For hundreds of years, writers have used pen and paper and ancient forms, iambic pentameter, haiku, sonnets. They have relied on context clues and allusions and evocative emotional speech in order to awaken the souls of their readers, to invite them to live in the same world, with the same emotions and experience the original intentions of the writer.
Spoken word poetry is poetry in a performing arts fashion. Instead of relying on the intelligence of the reader to pick up on the poems various cues and abstractness, the performer, most times the author, is able to create physical and vocal language that help the reader, or in this case, the listener to experience the poem however they would like. In the same way that a playwright will tell you that there plays will never be able to fully experience all the piece has to give until it is seen on a stage, with handpicked actors, expertly made costumes, and the appropriate staging and lighting elements. It was written specifically to be performed, to come alive in front of an audience and be more than just a figment of his or her imagination.
Performance poetry in al its forms, slam, spoken word, and some forms of rap, is unique because it is specifically written to be performed in front of some type of audience, either live or via video. When something is written to be performed, it is just a much an art of learning for the speaker as it is for the audience. Intentionality is a speaker’s best friend. They must monitor themselves very carefully, hand gestures, body language, facial expressions; even the tiniest movement can mean something of great intellect to the audience.

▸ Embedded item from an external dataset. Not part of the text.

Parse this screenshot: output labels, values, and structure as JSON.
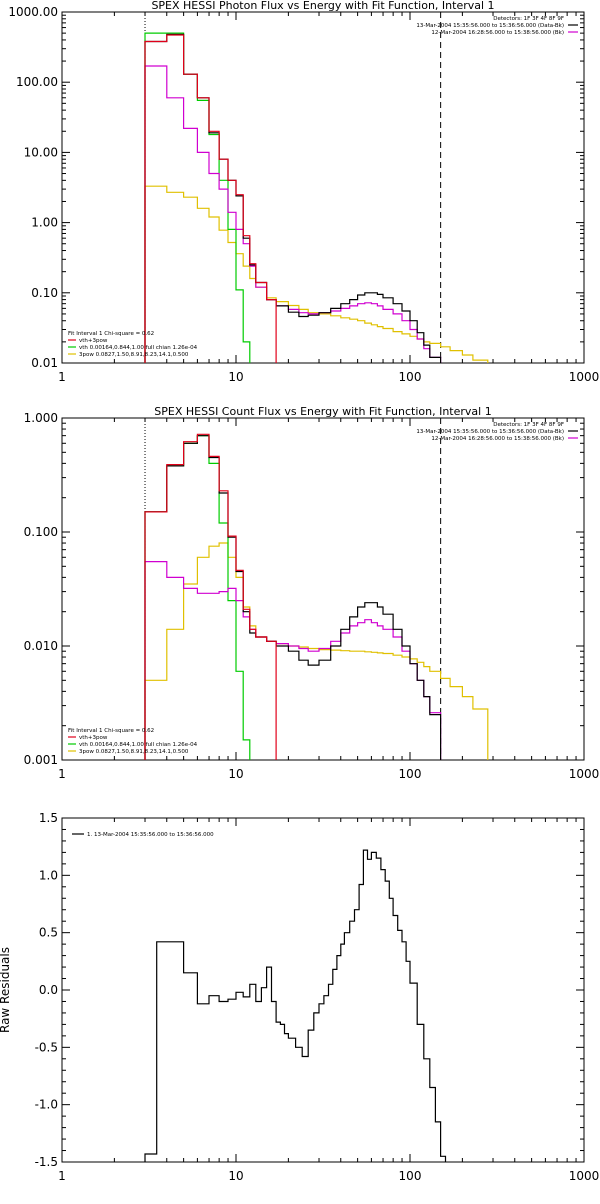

Performance poetry is to written poetry as books are to movies. There are many who would still prefer to be able to read the words off the page, contemplating the experiences of the writer and allowing themselves to delve into a world they cant quite figure out and finally accept the mystery that only the original author knows. Some find it comforting to read line after line and assess the various elements of the poem, rhyme scheme , imagery, poetic form.

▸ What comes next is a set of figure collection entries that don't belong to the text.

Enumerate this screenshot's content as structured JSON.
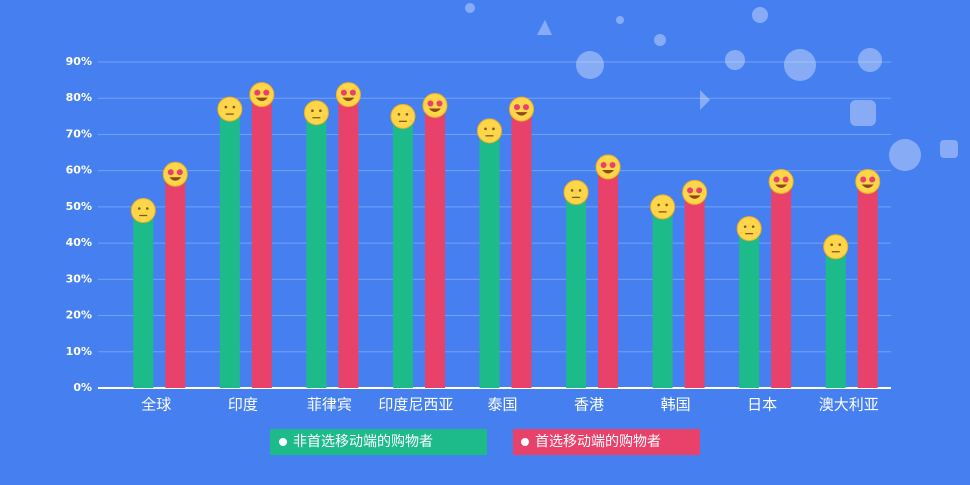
{
  "chart_data": {
    "type": "bar",
    "categories": [
      "全球",
      "印度",
      "菲律宾",
      "印度尼西亚",
      "泰国",
      "香港",
      "韩国",
      "日本",
      "澳大利亚"
    ],
    "series": [
      {
        "name": "非首选移动端的购物者",
        "color": "#1dbb8a",
        "values": [
          49,
          77,
          76,
          75,
          71,
          54,
          50,
          44,
          39
        ]
      },
      {
        "name": "首选移动端的购物者",
        "color": "#e8416a",
        "values": [
          59,
          81,
          81,
          78,
          77,
          61,
          54,
          57,
          57
        ]
      }
    ],
    "ylim": [
      0,
      90
    ],
    "yticks": [
      {
        "value": 0,
        "label": "0%"
      },
      {
        "value": 10,
        "label": "10%"
      },
      {
        "value": 20,
        "label": "20%"
      },
      {
        "value": 30,
        "label": "30%"
      },
      {
        "value": 40,
        "label": "40%"
      },
      {
        "value": 50,
        "label": "50%"
      },
      {
        "value": 60,
        "label": "60%"
      },
      {
        "value": 70,
        "label": "70%"
      },
      {
        "value": 80,
        "label": "80%"
      },
      {
        "value": 90,
        "label": "90%"
      }
    ],
    "grid": true
  }
}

And still others prefer the visual element that performance poetry creates. They enjoy the sense of urgency that comes from having to strain to hear every single syllable from the speaker’s lips before it floats away into the rest of the audience. They crave to be able to put themselves into the speaker’s shoes, to be spoken over and envision the world that the speaker gives light to.
The beautiful thing about poetry in general is that you are never forced to choose just one type or one form. A true poet lover can appreciate, if not enjoy, poetry in all its various styles because each one brings something new to the artistry table. While performance poetry often gives it audience an element of urgency and passions that written poetry often doesn’t, both practices will continue to be written and shared for the love of the words and the worlds it creates.